Pathological/Microscopic Findings and any Immunohistochemical or Other Studies:
Three unoriented fragments of pale tan tissue measuring
from 0.5 to 0.8 cm in greatest dimensions.
The biopsy specimens showed extensive
deposition of extracellular material that surrounded nodules of benign hepatocytes. The extracellular
material was finely granular and gray in color. There were scattered benign appearing mesenchymal cells
throughout the extracellular material. Enmeshed in this material were residual portal tracts and central
veins. A biliary cyst was also present on one edge of the lesion. A thrombosed vessel could also be
seen at one edge of the specimen.
The following special stains were performed.
Positive stains: vimentin (cells embedded within the extracellular material)
- Trichrome: negative
- Verhoeff-van Gieson Stain: The extracellular material turned black.
- Reticulin stain: Numerous reticulin fibers were evident in the extracellular material.
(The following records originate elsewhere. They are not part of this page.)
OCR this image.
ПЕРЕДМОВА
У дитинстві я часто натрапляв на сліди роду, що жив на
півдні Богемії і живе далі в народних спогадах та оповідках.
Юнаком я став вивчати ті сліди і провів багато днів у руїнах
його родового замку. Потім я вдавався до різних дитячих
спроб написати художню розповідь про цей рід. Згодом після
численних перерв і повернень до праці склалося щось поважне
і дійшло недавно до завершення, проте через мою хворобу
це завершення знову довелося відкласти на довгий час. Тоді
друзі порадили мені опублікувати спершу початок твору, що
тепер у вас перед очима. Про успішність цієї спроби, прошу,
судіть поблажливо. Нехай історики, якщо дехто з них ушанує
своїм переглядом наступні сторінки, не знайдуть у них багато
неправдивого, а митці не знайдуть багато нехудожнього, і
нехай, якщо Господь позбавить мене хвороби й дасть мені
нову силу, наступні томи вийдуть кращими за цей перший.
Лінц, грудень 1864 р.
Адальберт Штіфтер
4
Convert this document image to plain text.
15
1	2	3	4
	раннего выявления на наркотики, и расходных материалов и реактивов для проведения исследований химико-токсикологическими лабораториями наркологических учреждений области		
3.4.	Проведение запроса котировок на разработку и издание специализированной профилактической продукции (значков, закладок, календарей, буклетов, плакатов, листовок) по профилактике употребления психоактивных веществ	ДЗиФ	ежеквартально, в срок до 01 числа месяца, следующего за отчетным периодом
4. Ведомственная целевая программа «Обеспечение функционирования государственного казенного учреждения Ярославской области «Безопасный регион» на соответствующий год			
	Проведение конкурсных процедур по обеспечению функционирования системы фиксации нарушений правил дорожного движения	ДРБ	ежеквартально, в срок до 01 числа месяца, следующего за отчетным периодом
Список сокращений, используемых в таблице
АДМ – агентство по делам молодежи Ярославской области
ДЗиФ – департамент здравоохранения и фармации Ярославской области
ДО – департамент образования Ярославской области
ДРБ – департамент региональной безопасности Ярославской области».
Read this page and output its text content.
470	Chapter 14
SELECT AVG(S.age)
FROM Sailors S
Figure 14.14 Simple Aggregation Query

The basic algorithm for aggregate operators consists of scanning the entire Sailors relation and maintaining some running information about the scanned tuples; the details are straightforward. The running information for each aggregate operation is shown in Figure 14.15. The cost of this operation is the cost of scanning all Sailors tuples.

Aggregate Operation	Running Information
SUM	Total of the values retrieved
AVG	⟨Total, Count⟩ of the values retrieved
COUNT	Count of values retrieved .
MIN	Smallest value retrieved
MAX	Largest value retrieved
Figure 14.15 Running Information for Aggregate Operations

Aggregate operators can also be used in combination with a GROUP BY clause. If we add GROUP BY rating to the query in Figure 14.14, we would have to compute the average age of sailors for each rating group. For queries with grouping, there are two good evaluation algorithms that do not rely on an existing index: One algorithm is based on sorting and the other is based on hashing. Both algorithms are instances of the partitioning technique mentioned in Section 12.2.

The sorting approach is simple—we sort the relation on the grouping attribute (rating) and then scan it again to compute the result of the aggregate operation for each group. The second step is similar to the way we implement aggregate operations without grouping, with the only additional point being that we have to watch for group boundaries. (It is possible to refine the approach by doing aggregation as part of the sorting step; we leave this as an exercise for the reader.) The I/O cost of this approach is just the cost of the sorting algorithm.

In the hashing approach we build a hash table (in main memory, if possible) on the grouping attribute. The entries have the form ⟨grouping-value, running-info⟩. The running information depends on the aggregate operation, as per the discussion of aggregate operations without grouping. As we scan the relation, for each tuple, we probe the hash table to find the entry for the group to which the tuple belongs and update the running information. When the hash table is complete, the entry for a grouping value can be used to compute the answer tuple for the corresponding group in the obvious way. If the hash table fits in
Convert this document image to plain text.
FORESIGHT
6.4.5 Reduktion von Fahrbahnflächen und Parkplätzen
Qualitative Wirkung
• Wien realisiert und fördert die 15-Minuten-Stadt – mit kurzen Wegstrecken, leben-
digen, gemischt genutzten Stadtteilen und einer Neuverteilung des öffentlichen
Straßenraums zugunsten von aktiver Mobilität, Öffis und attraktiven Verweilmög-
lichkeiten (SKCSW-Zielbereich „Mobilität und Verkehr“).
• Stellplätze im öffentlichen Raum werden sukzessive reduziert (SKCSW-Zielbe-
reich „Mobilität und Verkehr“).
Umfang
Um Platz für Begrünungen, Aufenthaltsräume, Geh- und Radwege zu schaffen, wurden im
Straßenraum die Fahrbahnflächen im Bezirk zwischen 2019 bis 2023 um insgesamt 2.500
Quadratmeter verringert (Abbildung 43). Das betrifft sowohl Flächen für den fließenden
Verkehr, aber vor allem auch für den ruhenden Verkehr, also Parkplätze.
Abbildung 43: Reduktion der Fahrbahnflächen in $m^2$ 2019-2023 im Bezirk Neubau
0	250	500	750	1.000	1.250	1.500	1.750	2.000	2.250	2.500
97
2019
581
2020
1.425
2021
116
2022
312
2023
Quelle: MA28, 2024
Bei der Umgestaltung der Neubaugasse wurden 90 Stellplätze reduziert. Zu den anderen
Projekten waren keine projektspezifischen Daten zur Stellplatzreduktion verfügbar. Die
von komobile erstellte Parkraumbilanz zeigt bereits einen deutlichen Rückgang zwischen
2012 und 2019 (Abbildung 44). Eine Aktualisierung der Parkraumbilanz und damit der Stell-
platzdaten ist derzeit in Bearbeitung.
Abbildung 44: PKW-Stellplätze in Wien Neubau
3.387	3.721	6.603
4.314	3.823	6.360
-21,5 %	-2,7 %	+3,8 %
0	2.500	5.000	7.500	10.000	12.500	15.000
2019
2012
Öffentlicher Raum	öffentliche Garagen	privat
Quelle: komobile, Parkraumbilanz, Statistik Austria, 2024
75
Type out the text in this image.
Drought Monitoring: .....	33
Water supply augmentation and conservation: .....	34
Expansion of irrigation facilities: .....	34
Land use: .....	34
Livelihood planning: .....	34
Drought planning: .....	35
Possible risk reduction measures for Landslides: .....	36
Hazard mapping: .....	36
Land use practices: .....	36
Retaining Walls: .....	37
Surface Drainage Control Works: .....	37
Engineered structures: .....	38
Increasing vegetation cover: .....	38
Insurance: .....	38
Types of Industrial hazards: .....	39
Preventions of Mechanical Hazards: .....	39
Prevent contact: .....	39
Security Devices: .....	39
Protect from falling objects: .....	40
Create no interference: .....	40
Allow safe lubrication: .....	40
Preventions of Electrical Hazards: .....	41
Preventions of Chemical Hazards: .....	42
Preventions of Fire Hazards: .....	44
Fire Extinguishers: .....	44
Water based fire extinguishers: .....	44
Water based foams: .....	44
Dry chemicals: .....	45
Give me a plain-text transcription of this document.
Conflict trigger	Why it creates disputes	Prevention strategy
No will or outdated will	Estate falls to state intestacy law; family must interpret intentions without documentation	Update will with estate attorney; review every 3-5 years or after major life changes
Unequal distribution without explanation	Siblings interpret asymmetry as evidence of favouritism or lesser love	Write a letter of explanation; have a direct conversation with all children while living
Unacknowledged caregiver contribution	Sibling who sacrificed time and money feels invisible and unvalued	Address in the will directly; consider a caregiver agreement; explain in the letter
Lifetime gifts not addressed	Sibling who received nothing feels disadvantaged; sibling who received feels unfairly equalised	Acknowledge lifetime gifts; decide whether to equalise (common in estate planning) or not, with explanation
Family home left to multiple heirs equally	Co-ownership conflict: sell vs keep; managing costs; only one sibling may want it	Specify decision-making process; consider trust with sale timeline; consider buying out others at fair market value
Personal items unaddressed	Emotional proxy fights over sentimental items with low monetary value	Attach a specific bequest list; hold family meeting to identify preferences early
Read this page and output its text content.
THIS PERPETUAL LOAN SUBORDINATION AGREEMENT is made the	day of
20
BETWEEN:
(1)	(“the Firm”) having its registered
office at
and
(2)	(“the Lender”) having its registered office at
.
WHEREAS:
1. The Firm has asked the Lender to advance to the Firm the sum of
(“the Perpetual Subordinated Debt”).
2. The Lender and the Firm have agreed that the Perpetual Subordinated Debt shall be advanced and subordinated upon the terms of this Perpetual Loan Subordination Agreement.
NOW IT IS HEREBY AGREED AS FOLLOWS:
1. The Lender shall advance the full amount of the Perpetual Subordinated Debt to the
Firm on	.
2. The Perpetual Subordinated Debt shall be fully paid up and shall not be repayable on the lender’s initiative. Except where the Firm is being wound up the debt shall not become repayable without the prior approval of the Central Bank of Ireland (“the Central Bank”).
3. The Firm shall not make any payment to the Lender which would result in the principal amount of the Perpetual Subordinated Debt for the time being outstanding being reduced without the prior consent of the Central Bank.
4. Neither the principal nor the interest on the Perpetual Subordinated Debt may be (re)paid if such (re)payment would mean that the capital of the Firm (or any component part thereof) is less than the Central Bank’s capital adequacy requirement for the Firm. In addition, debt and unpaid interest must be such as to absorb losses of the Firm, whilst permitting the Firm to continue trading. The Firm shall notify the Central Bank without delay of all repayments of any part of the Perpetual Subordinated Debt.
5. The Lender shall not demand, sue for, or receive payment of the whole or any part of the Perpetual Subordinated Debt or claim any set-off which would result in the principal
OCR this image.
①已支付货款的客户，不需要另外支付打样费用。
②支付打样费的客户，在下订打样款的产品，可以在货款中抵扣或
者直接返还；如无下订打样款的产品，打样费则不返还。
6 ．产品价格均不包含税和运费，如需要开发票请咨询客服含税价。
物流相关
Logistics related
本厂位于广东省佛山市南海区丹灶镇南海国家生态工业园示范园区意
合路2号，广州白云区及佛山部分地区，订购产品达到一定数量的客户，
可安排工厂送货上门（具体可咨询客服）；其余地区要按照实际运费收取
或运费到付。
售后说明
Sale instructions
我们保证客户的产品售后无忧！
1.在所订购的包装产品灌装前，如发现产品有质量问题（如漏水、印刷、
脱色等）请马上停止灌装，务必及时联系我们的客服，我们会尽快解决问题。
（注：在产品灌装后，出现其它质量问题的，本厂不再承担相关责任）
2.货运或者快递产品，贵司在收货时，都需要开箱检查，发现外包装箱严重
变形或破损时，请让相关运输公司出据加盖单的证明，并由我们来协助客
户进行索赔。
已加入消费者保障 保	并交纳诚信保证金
- Movat stain: The extracellular material turned yellowish-black. As a reminder, in the Movat stain,
elastic fibers stain black while collagen and reticulin fibers stain yellow.
- Congo red
- smooth muscle actin
The differential includes the following, each of which are discussed in
Cystic disease of the liver.
Cancer associated elastosis.
Nodular Elastosis of the liver.
Nodular elastosis of the liver is a pseudotumor of the liver that can be challenging to diagnose.
Nodular elastosis represents the end stage of a series of changes that are associated with segmental
atrophy of the liver. An entire lobe of the liver can also undergo atrophy, but overall such cases are
more commonly diagnosed by imaging studies and are only rarely seen as surgical specimens. Segmental
atrophy, however, can present as a mass lesion that undergoes biopsy or resection.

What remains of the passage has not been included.